Lane has framed ECB monetary policy as strictly data-dependent. The conditions he cited as tipping factors are clear: a continued deterioration in the inflation trajectory would warrant further tightening; meaningful improvement in growth and price data could pause the cycle. Governing Council members have collectively flagged wage dynamics and firms' price-setting behavior as the metrics they will monitor most closely between meetings, watching for signs that energy-driven cost increases are becoming embedded in multi-year wage agreements and services pricing.
Strategic Context
The June hike carries deliberate risks that the ECB has chosen to accept. Euro area growth has been subdued, and tighter borrowing conditions add pressure to households and businesses already carrying elevated energy costs. Policymakers acknowledged the difficult trade-off directly, describing the June decision as one that is robust across a range of scenarios mapping out how the supply shock might evolve and affect the medium-term outlook.
Lane's earlier warning that Middle East conflict-driven inflation could persist long after the conflict itself ends is critical to understanding the bank's urgency. The ECB is calibrating not against a short-term energy spike, but against the risk that sustained supply constraints anchor expectations at a structurally higher level.
What Comes Next
Market consensus anticipates a second 25-basis-point increase in September, which would lift the deposit facility rate to 2.50%. The trajectory beyond September remains open, contingent on incoming inflation and growth data. Lane has signaled no preference for a predetermined pace, leaving the Governing Council flexibility to move or pause depending on how the supply shock resolves.

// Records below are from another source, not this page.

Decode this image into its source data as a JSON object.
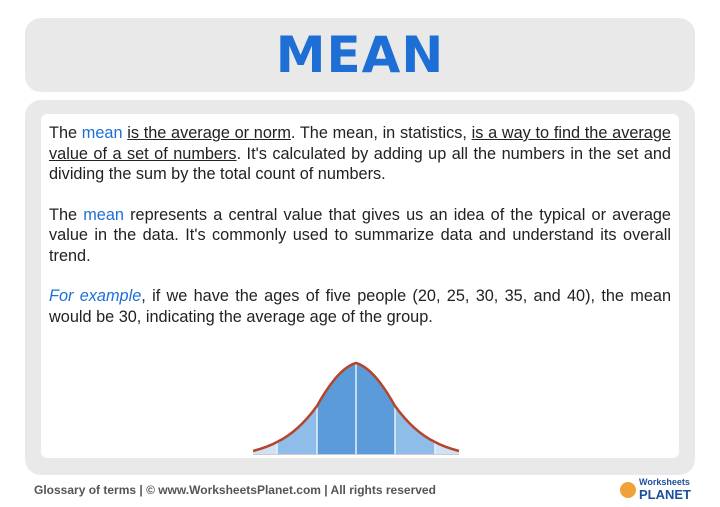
{
  "title": "MEAN",
  "paragraphs": {
    "p1": {
      "t1": "The ",
      "mean": "mean",
      "t2": " ",
      "u1": "is the average or norm",
      "t3": ". The mean, in statistics, ",
      "u2": "is a way to find the average value of a set of numbers",
      "t4": ". It's calculated by adding up all the numbers in the set and dividing the sum by the total count of numbers."
    },
    "p2": {
      "t1": "The ",
      "mean": "mean",
      "t2": " represents a central value that gives us an idea of the typical or average value in the data. It's commonly used to summarize data and understand its overall trend."
    },
    "p3": {
      "ex": "For example",
      "t1": ", if we have the ages of five people (20, 25, 30, 35, and 40), the mean would be 30, indicating the average age of the group."
    }
  },
  "colors": {
    "accent": "#1d6fd6",
    "curve": "#b5452a",
    "band_dark": "#5b9bd9",
    "band_light": "#8fbdea"
  },
  "footer": "Glossary of terms  |  © www.WorksheetsPlanet.com | All rights reserved",
  "logo": {
    "small": "Worksheets",
    "big": "PLANET"
  }
}
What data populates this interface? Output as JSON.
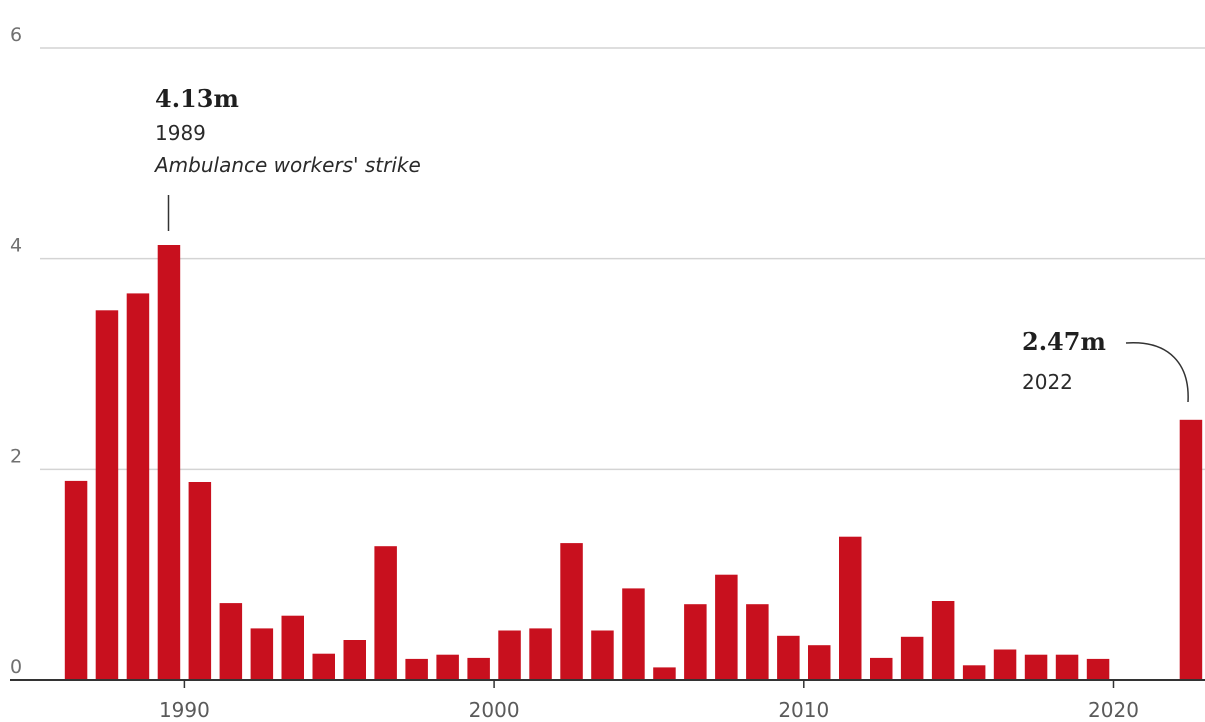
{
  "chart_data": {
    "type": "bar",
    "title": "",
    "xlabel": "",
    "ylabel": "",
    "ylim": [
      0,
      6
    ],
    "yticks": [
      "0",
      "2",
      "4",
      "6"
    ],
    "xticks": [
      "1990",
      "2000",
      "2010",
      "2020"
    ],
    "grid": true,
    "x": [
      1986,
      1987,
      1988,
      1989,
      1990,
      1991,
      1992,
      1993,
      1994,
      1995,
      1996,
      1997,
      1998,
      1999,
      2000,
      2001,
      2002,
      2003,
      2004,
      2005,
      2006,
      2007,
      2008,
      2009,
      2010,
      2011,
      2012,
      2013,
      2014,
      2015,
      2016,
      2017,
      2018,
      2019,
      2020,
      2021,
      2022
    ],
    "values": [
      1.89,
      3.51,
      3.67,
      4.13,
      1.88,
      0.73,
      0.49,
      0.61,
      0.25,
      0.38,
      1.27,
      0.2,
      0.24,
      0.21,
      0.47,
      0.49,
      1.3,
      0.47,
      0.87,
      0.12,
      0.72,
      1.0,
      0.72,
      0.42,
      0.33,
      1.36,
      0.21,
      0.41,
      0.75,
      0.14,
      0.29,
      0.24,
      0.24,
      0.2,
      0,
      0,
      2.47
    ],
    "colors": {
      "bar": "#c8101e",
      "grid": "#d4d4d4",
      "axis": "#333333"
    },
    "annotations": [
      {
        "value_label": "4.13m",
        "year_label": "1989",
        "note": "Ambulance workers' strike"
      },
      {
        "value_label": "2.47m",
        "year_label": "2022"
      }
    ]
  }
}
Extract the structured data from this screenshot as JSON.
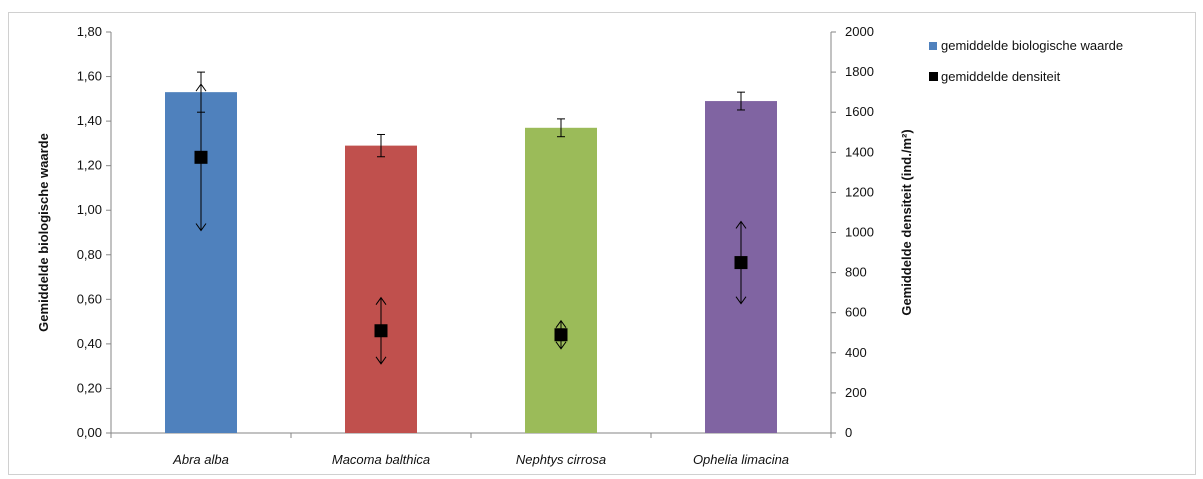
{
  "chart_data": {
    "type": "bar",
    "categories": [
      "Abra alba",
      "Macoma balthica",
      "Nephtys cirrosa",
      "Ophelia limacina"
    ],
    "series": [
      {
        "name": "gemiddelde biologische waarde",
        "type": "bar",
        "axis": "left",
        "values": [
          1.53,
          1.29,
          1.37,
          1.49
        ],
        "error": [
          0.09,
          0.05,
          0.04,
          0.04
        ],
        "colors": [
          "#4F81BD",
          "#C0504D",
          "#9BBB59",
          "#8064A2"
        ]
      },
      {
        "name": "gemiddelde densiteit",
        "type": "scatter",
        "axis": "right",
        "values": [
          1375,
          510,
          490,
          850
        ],
        "error": [
          365,
          165,
          70,
          205
        ],
        "color": "#000000"
      }
    ],
    "y_left": {
      "label": "Gemiddelde biologische waarde",
      "ylim": [
        0,
        1.8
      ],
      "ticks": [
        "0,00",
        "0,20",
        "0,40",
        "0,60",
        "0,80",
        "1,00",
        "1,20",
        "1,40",
        "1,60",
        "1,80"
      ]
    },
    "y_right": {
      "label": "Gemiddelde densiteit (ind./m²)",
      "ylim": [
        0,
        2000
      ],
      "ticks": [
        "0",
        "200",
        "400",
        "600",
        "800",
        "1000",
        "1200",
        "1400",
        "1600",
        "1800",
        "2000"
      ]
    },
    "legend": {
      "placement": "top-right",
      "items": [
        "gemiddelde biologische waarde",
        "gemiddelde densiteit"
      ]
    },
    "grid": false
  }
}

Any sustained easing in energy prices β linked to geopolitical de-escalation in the Middle East β would alter the inflation calculus materially. Until that relief arrives, the ECB rate hike cycle entered in June is the central scenario.
Outlook
The ECB's June rate increase and Lane's explicit warnings of further action represent a decisive transition in ECB monetary policy from cautious observer to active inflation fighter. With eurozone inflation at 3.2%, core prices climbing, and new staff projections keeping headline inflation above target through 2027, additional ECB rate hikes remain the baseline for the second half of 2026. The pace and the terminal rate will hinge on whether energy-driven price pressures feed durably into wages and services, or begin to fade as conditions in the Middle East stabilize.